Avec 400 millions d’euros pour le fonds de solidarité des TPE, 1,35 milliard d’euros de gestes commerciaux et un programme d’investissement d’1,5 milliard, les assureurs pensaient s’être achetés quelques semaines de tranquillité… Et la FFA pouvait tranquillement décliner ces annonces pour redorer son blason : elle se félicitait, le 22 avril, d’orienter 150 millions d’euros de son nouveau plan d’investissement vers le tourisme, durement impacté. Las, le jour même, le Crédit Mutuel rompait les rangs.

L’assurance pandémie, prochain sujet de discorde

Le groupe bancaire a décidément bien choisi sa date pour dynamiter l’armistice entre gouvernement et assureurs. C’est également le 22 avril que le groupe de travail « sur le développement d’une couverture assurantielle des évènements exceptionnels », de type pandémie, a été officiellement lancé. Promis dès le 23 mars, ce chantier, sensible, risque tout autant d’exposer la profession à la critique, tant son discours paraît déjà ambigu.

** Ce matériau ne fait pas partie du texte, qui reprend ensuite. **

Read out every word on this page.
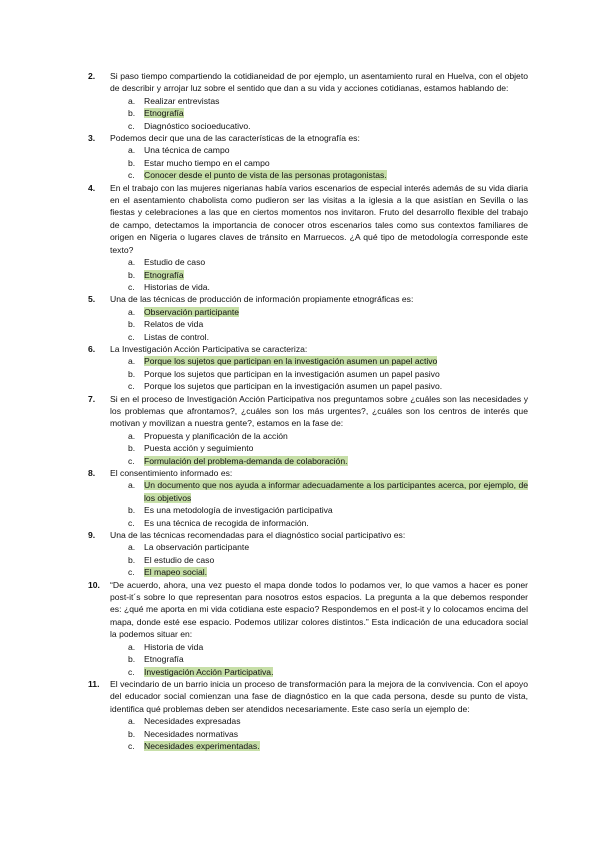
2. Si paso tiempo compartiendo la cotidianeidad de por ejemplo, un asentamiento rural en Huelva, con el objeto de describir y arrojar luz sobre el sentido que dan a su vida y acciones cotidianas, estamos hablando de:
a. Realizar entrevistas
b. Etnografía
c. Diagnóstico socioeducativo.
3. Podemos decir que una de las características de la etnografía es:
a. Una técnica de campo
b. Estar mucho tiempo en el campo
c. Conocer desde el punto de vista de las personas protagonistas.
4. En el trabajo con las mujeres nigerianas había varios escenarios de especial interés además de su vida diaria en el asentamiento chabolista como pudieron ser las visitas a la iglesia a la que asistían en Sevilla o las fiestas y celebraciones a las que en ciertos momentos nos invitaron. Fruto del desarrollo flexible del trabajo de campo, detectamos la importancia de conocer otros escenarios tales como sus contextos familiares de origen en Nigeria o lugares claves de tránsito en Marruecos. ¿A qué tipo de metodología corresponde este texto?
a. Estudio de caso
b. Etnografía
c. Historias de vida.
5. Una de las técnicas de producción de información propiamente etnográficas es:
a. Observación participante
b. Relatos de vida
c. Listas de control.
6. La Investigación Acción Participativa se caracteriza:
a. Porque los sujetos que participan en la investigación asumen un papel activo
b. Porque los sujetos que participan en la investigación asumen un papel pasivo
c. Porque los sujetos que participan en la investigación asumen un papel pasivo.
7. Si en el proceso de Investigación Acción Participativa nos preguntamos sobre ¿cuáles son las necesidades y los problemas que afrontamos?, ¿cuáles son los más urgentes?, ¿cuáles son los centros de interés que motivan y movilizan a nuestra gente?, estamos en la fase de:
a. Propuesta y planificación de la acción
b. Puesta acción y seguimiento
c. Formulación del problema-demanda de colaboración.
8. El consentimiento informado es:
a. Un documento que nos ayuda a informar adecuadamente a los participantes acerca, por ejemplo, de los objetivos
b. Es una metodología de investigación participativa
c. Es una técnica de recogida de información.
9. Una de las técnicas recomendadas para el diagnóstico social participativo es:
a. La observación participante
b. El estudio de caso
c. El mapeo social.
10. “De acuerdo, ahora, una vez puesto el mapa donde todos lo podamos ver, lo que vamos a hacer es poner post-it´s sobre lo que representan para nosotros estos espacios. La pregunta a la que debemos responder es: ¿qué me aporta en mi vida cotidiana este espacio? Respondemos en el post-it y lo colocamos encima del mapa, donde esté ese espacio. Podemos utilizar colores distintos.” Esta indicación de una educadora social la podemos situar en:
a. Historia de vida
b. Etnografía
c. Investigación Acción Participativa.
11. El vecindario de un barrio inicia un proceso de transformación para la mejora de la convivencia. Con el apoyo del educador social comienzan una fase de diagnóstico en la que cada persona, desde su punto de vista, identifica qué problemas deben ser atendidos necesariamente. Este caso sería un ejemplo de:
a. Necesidades expresadas
b. Necesidades normativas
c. Necesidades experimentadas.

La feuille de route donnée par le ministère de l’Économie est pourtant claire : il s’agit de « définir à un cadre assurantiel adapté, offrant une couverture des risques d’une intensité exceptionnelle […], de façon à permettre aux acteurs économiques de faire face à une baisse du chiffre d’affaires et poursuivre leur activité dans les meilleures conditions, à un coût abordable pour les entreprises et maîtrisé pour la collectivité publique. » Et ce, dans la mesure où ces risques systémiques et généralisés « ne répondent pas aux caractéristiques des catastrophes naturelles ».

• La FFA brouille les pistes

Un cap que semble approuver la présidente de la Fédération française de l’assurance. Dans un communiqué du 22 avril, Florence Lustman affirme que « le secteur de l’assurance se doit de trouver des solutions » pour mieux prendre en compte, à l’avenir, ce genre de situations. Même si elle pose, entre autres, la question du financement et de la solvabilité d’un tel dispositif.

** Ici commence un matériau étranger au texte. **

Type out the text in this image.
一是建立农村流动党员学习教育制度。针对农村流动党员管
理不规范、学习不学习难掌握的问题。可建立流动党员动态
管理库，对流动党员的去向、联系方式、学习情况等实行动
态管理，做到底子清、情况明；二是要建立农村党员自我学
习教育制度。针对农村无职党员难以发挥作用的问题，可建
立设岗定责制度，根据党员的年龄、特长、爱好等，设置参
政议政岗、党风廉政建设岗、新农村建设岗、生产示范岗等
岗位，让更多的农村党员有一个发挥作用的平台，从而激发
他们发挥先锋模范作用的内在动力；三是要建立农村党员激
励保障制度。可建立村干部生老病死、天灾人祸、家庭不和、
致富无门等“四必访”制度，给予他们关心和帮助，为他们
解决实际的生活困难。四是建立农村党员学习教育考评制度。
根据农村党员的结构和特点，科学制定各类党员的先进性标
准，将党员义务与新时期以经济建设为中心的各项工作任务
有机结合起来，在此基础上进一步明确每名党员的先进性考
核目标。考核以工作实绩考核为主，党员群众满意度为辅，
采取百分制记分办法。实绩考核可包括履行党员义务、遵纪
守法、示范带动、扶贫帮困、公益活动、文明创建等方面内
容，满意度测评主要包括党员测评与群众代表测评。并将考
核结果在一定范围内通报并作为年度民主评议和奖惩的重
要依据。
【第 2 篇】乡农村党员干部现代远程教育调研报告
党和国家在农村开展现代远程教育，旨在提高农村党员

« Une épidémie peut avoir un impact sur l’activité économique globale, rendant ses conséquences économiques inassurables. »

Sur la page qui liste les mesures prises par les assureurs dans la crise du Covid-19, le ton est beaucoup moins conciliant. La FFA souligne ici que, « en fonction de sa durée et de son ampleur, une épidémie peut affecter tous les secteurs et avoir un impact sur l’activité économique globale, rendant ainsi ses conséquences économiques inassurables ». Une position sur laquelle se retrouve également le régulateur : « Une garantie portant sur les pertes d’exploitation liées à une pandémie ne serait généralisable à un prix raisonnable que dans le cadre d’un régime obligatoire garanti par l’État », note l’ACPR.

Le groupe de travail doit rendre ses propositions début juin, avant une concertation élargie durant l’été. Les tractations entre assureurs, patronat, Trésor public et parlementaires, tous invités autour de la table, promettent d’être agitées. Autant dire que, bousculées pendant la crise, attendues dans le « monde d’après », les assurances n’ont peut-être pas fini de payer les conséquences de leur retard à l’allumage face à la catastrophe économique provoquée par le coronavirus.